If it is necessary to perform MDS debugging, please have RH Support confirm that the MDSs are healthy enough for a debug session. For example, in most instances, the MDSs should be in their normal state, which is up:active, and safe for a debug session. However, in some instances, one of the MDSs may be stuck in replay. If the debug session causes the active MDS to failover, this could result in the loss of both MDSs increasing the chances for corruption.

Running the below is only for debug purposes. DO NOT keep debug logging enabled for an extended period of time or you run the risk of filling up the filesystem.

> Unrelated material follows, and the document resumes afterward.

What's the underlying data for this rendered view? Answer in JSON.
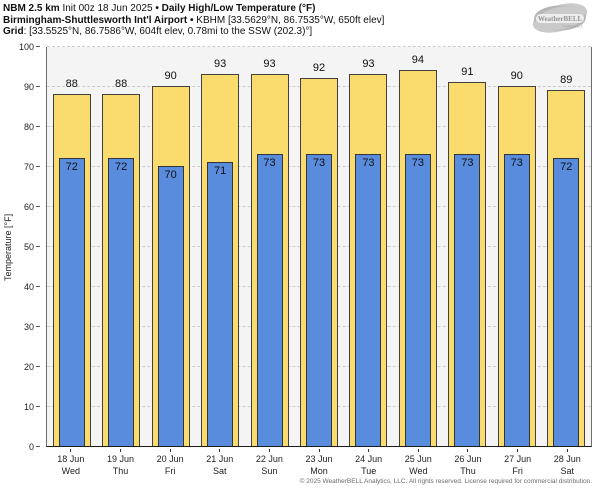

  • Switch to the openshift-storage namespace
 # oc project openshift-storage
$ date  (Note the timestamp when debug logging was enabled)
$ ceph config set mds debug_mds 20
$ ceph config set mgr debug_mgr 20
$ ceph config set mds debug_ms 1
$ ceph config set mgr debug_ms 1
  • Wait 10 minutes

  • Rsh back into the rook-ceph-tools pod, and disable the debug level by running the following commands (please don't skip this step; your underlying storage devices will fill up very quickly if this step is missed):

$ ceph config rm mds debug_mds
$ ceph config rm mgr debug_mgr
$ ceph config rm mds debug_ms
$ ceph config rm mgr debug_ms
  • Upload a fresh ODF must-gather to the case (where 'x' is the minor version number):
$ oc adm must-gather
  • Rsh into the Pod hosting the active MDS and the MGR.
$ find /var/log/ceph -type f
  • Copy all the MDS logs from the MDS Pod and all the MGR logs from the MGR Pod to the OS and then attach them to the support case.